The American West was not the land of chattel slavery—with some brief exceptions, slavery was illegal in Oregon before and after statehood. But among the dreams of the pioneers there was, at least sometimes, a dream of escaping racial strife by escaping black people altogether.

Percentage-wise, Idaho and Wyoming are even whiter than Oregon. And as in Oregon, but even more so, the few non-white residents of Idaho and Wyoming are not black—they are mostly Latino, American Indian, and Alaskan.

We needed such precision in the post-war era of Jim Crow, when even one drop of African blood rendered a person legally black. With whiteness, there was no compromise. Totality was everything.

(Are we even still talking about eclipses, here? It feels like a bait-and-switch.)

The total eclipse will be visible from Lincoln, Nebraska, the state’s capital, which reports a black population of 3.8 percent. The city of Omaha has a greater black population, about 14 percent. It is home to many of the refugees from Africa and elsewhere that Nebraska has welcomed in recent years, many of whom now work in slaughterhouses and meatpacking plants. But Omaha is about 50 miles northeast of the path of totality.

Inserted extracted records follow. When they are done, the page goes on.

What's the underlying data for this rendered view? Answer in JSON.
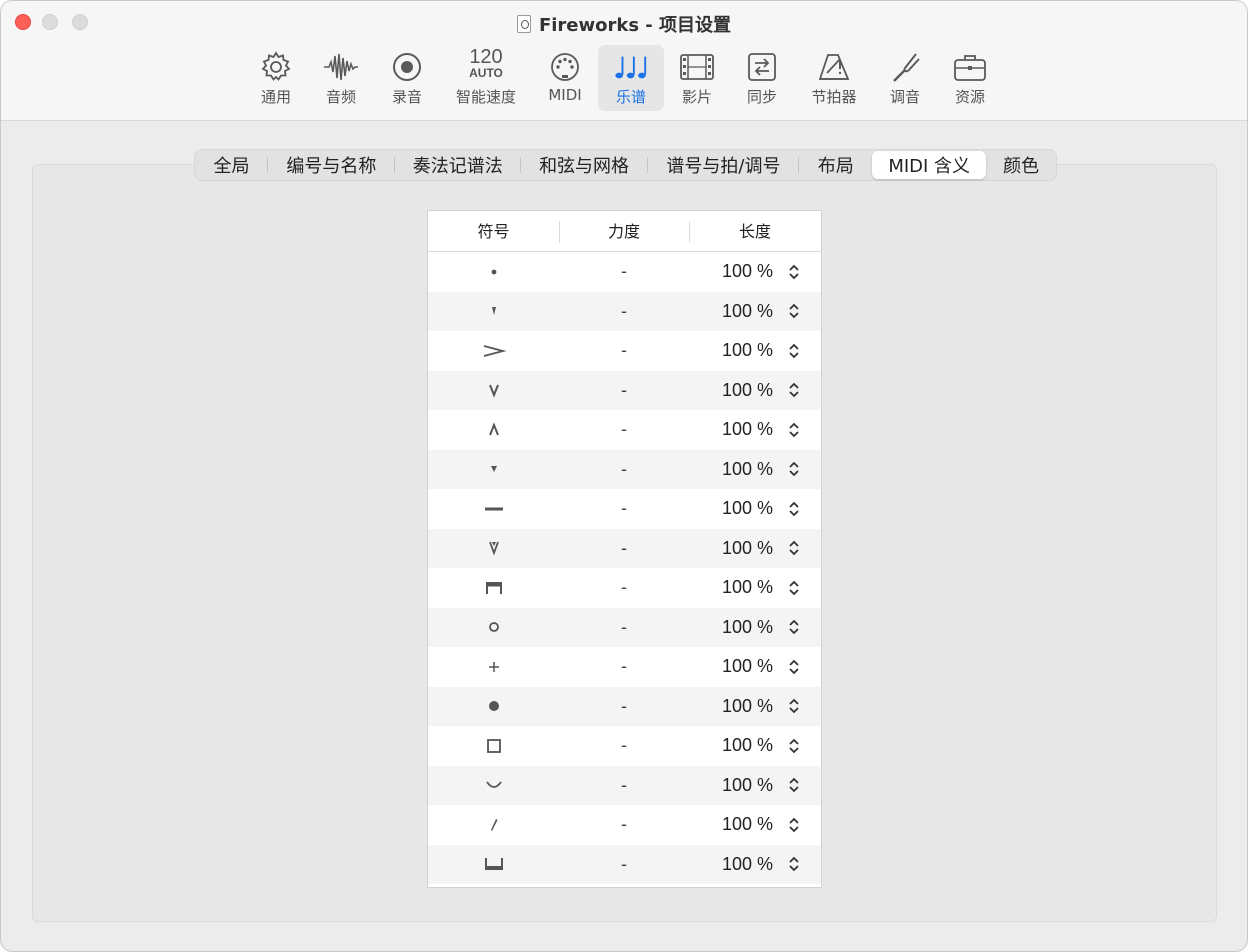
{
  "window": {
    "title": "Fireworks - 项目设置"
  },
  "toolbar": {
    "items": [
      {
        "id": "general",
        "label": "通用",
        "icon": "gear-icon"
      },
      {
        "id": "audio",
        "label": "音频",
        "icon": "waveform-icon"
      },
      {
        "id": "recording",
        "label": "录音",
        "icon": "record-icon"
      },
      {
        "id": "tempo",
        "label": "智能速度",
        "icon_text_top": "120",
        "icon_text_bottom": "AUTO"
      },
      {
        "id": "midi",
        "label": "MIDI",
        "icon": "midi-port-icon"
      },
      {
        "id": "score",
        "label": "乐谱",
        "icon": "music-notes-icon",
        "active": true
      },
      {
        "id": "movie",
        "label": "影片",
        "icon": "film-icon"
      },
      {
        "id": "sync",
        "label": "同步",
        "icon": "sync-icon"
      },
      {
        "id": "metronome",
        "label": "节拍器",
        "icon": "metronome-icon"
      },
      {
        "id": "tuning",
        "label": "调音",
        "icon": "tuning-fork-icon"
      },
      {
        "id": "assets",
        "label": "资源",
        "icon": "briefcase-icon"
      }
    ]
  },
  "tabs": {
    "items": [
      {
        "label": "全局"
      },
      {
        "label": "编号与名称"
      },
      {
        "label": "奏法记谱法"
      },
      {
        "label": "和弦与网格"
      },
      {
        "label": "谱号与拍/调号"
      },
      {
        "label": "布局"
      },
      {
        "label": "MIDI 含义",
        "selected": true
      },
      {
        "label": "颜色"
      }
    ]
  },
  "table": {
    "headers": {
      "symbol": "符号",
      "velocity": "力度",
      "length": "长度"
    },
    "rows": [
      {
        "symbol": "staccato-dot",
        "velocity": "-",
        "length": "100 %"
      },
      {
        "symbol": "staccatissimo-wedge",
        "velocity": "-",
        "length": "100 %"
      },
      {
        "symbol": "accent",
        "velocity": "-",
        "length": "100 %"
      },
      {
        "symbol": "marcato-down",
        "velocity": "-",
        "length": "100 %"
      },
      {
        "symbol": "marcato-up",
        "velocity": "-",
        "length": "100 %"
      },
      {
        "symbol": "spiccato-triangle",
        "velocity": "-",
        "length": "100 %"
      },
      {
        "symbol": "tenuto",
        "velocity": "-",
        "length": "100 %"
      },
      {
        "symbol": "marcato-staccato",
        "velocity": "-",
        "length": "100 %"
      },
      {
        "symbol": "down-bow",
        "velocity": "-",
        "length": "100 %"
      },
      {
        "symbol": "harmonic-circle",
        "velocity": "-",
        "length": "100 %"
      },
      {
        "symbol": "stopped-plus",
        "velocity": "-",
        "length": "100 %"
      },
      {
        "symbol": "filled-dot",
        "velocity": "-",
        "length": "100 %"
      },
      {
        "symbol": "square",
        "velocity": "-",
        "length": "100 %"
      },
      {
        "symbol": "arc-breath",
        "velocity": "-",
        "length": "100 %"
      },
      {
        "symbol": "stroke",
        "velocity": "-",
        "length": "100 %"
      },
      {
        "symbol": "bracket-bottom",
        "velocity": "-",
        "length": "100 %"
      }
    ]
  },
  "colors": {
    "accent": "#1a73e8",
    "close_button": "#fe5f57"
  }
}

(So even that doesn’t ‘count’.)

Oh, look. Levinworth, on the other hand, DOES count. It gets 30 seconds of darkness. It’s a prison town. With black population double that of the percentage of black residents statewide. There was also a gratuitous ‘Chelsea Manning’ reference. Because why the hell not, if you’re going political anyway, why not check ALL the intersectional boxes?

From Kansas, the eclipse goes to Missouri, still mostly bypassing black people, though now much more improbably.

And a Ferguson reference…

You knew this was coming…

But the equal power of states was enshrined at a time when states served white people, and never since have states’ rights been a particularly effective mechanism for racial equality. Looking back, the bargains struck to protect the states appear as resolutions to disputes among white people, including disputes about what to do with people who are not white. And looking ahead, we can expect the equal power of the states to exacerbate further the political inequality of individual persons: The farther you live from other people, the more electoral power you wield.

After that, there was the mention of an abolitionist, used not to give a more nuanced and balanced narrative (why do that?) but to show how the abolitionist’s own descendant (a Muslim convert, and a sports hero) rejected his ‘slave name’.

The Great American Eclipse illuminates, or darkens, a land still segregated, a land still in search of equality, a land of people still trying to dominate each other. When the lovely glow of a backlight fades, history is relentless, just one damn fact after another, one damning fact after another. America is a nation with debts that no honest man can pay. It is too much to ask that these debts simply be forgiven. But perhaps the strange path of the eclipse suggests a need for reorganization. We have figured out, more or less, how to count every person. We have not yet found a political system in which every person counts equally.

The author of the piece does the one thing the Left perpetually does. It keeps score of past wrongs. It encourages others to harbor them in their hearts and live with a chip on their shoulder.

Isn’t that exactly what racists in every nation around the world do? Or does the author really believe this is a uniquely AMERICAN problem? Or that it will be fixed by perpetuating grievances?

Barack Obama spoke at Robert Byrd’s funeral — the longest Serving (Democrat) Senator in Congress. He voted ‘No’ on the Civil Rights Act.

Either he can be forgiven — as Barack and other Democrats obviously did — and there is a path forward, or he cannot, and Hillary (who called him her mentor) and all other Democrats are tainted by even knowing him, much less serving with him.

Must we insist on looking backward and enumerating our grievances, which politicians exploit for personal gain?

Must we pay more only lip service to those great words…

‘I have a dream that my four little children will one day live in a nation where they will not be judged by the color of their skin, but by the content of their character.’